5- In final step to create honey, the bee then draws the entire drop of nectar into its body. As the nectar is sucked in, the drop’s surface becomes concave as the hose’s end extends until the drop vanishes. The hose is then bent back again to rest.
This is the first step to create honey…When this stage of maturation is complete, the domestic worker bee looks for a hexagonal eye in which to deposit the concentrated drop, and if the hexagonal eye is empty, the bee enters it. Typically, the domestic worker bee takes between 5 and 10 seconds to complete the previous series of tasks, and these procedures are repeated for about 20 minutes with a brief break The nectar is ejected on the upper surface of the proboscis between the upper jaws that the bee makes far from each other until its upper jaws touch the upper corner of the back of the hexagonal eye, at which point the immature honey is painted on the upper wall of the hexagonal eye using the mouth parts as a brush and the bee turns its head from one side to the other to occupy the back of the hexagonal eye.
If the honey-filled hexagonal eye is present, the bee adds its drop without first applying paint by dipping its upper jaws into the honey to create honey.
Chemical transformation to create honey:
During the first process as well, sucrose is converted into the two monosaccharides (glucose and fructose), which is the second and most crucial stage in the honey ripening process. During the nectar’s circulation before it is deposited in the disk, the invertase enzyme is added, and over the course of several hours, the nectar progressively turns into honey.

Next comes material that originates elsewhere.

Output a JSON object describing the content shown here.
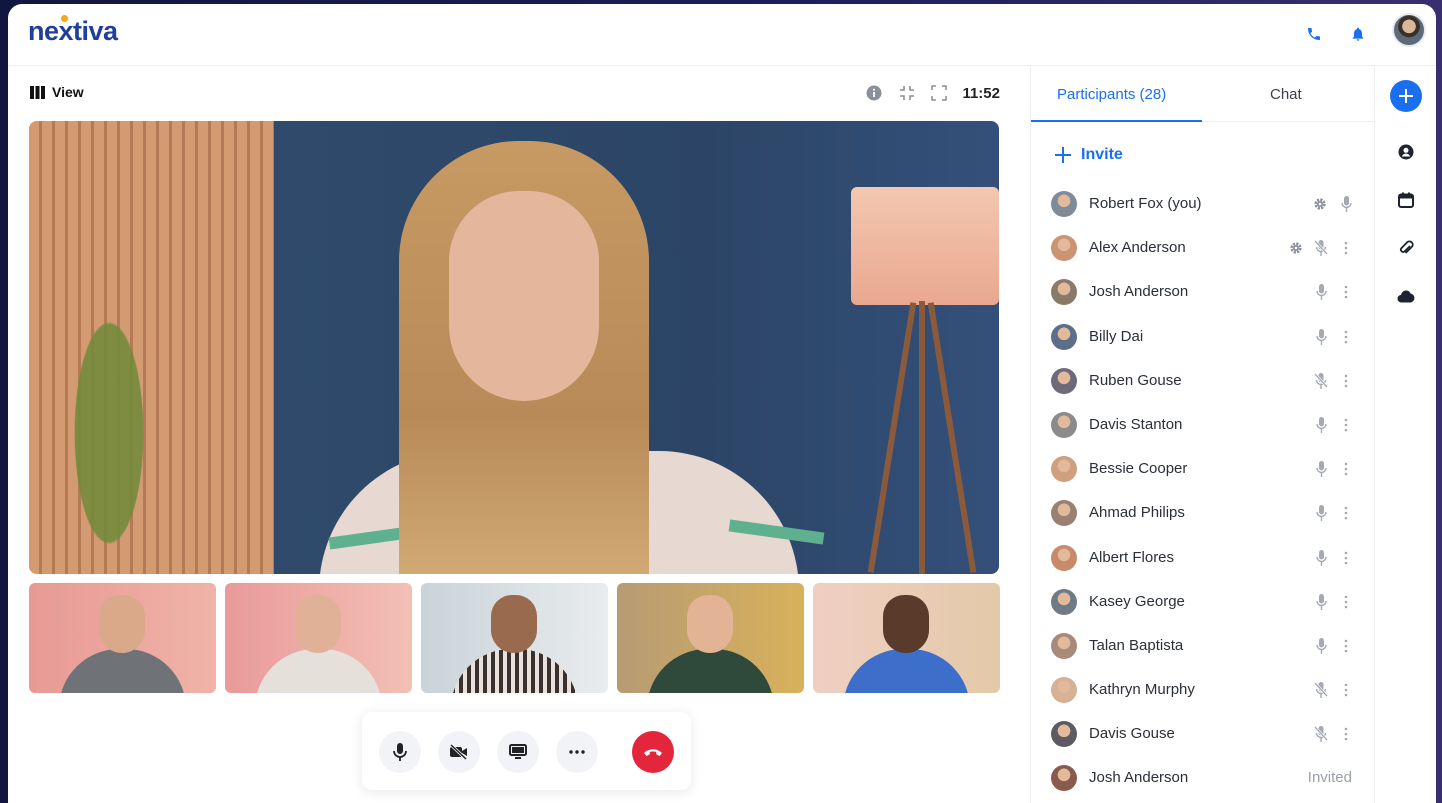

It was discovered that the temperature and humidity inside the cell have a direct and opposite effect on the rate of evaporation of water from the nectar, respectively. This is because air movement inside the cell accelerates evaporation at a rate proportional to air movement, but the rate of evaporation decreases as the air gets closer to its saturation point with moisture. This is the way to create honey by honey bee.
Check our Article of you are interesting in honey bee.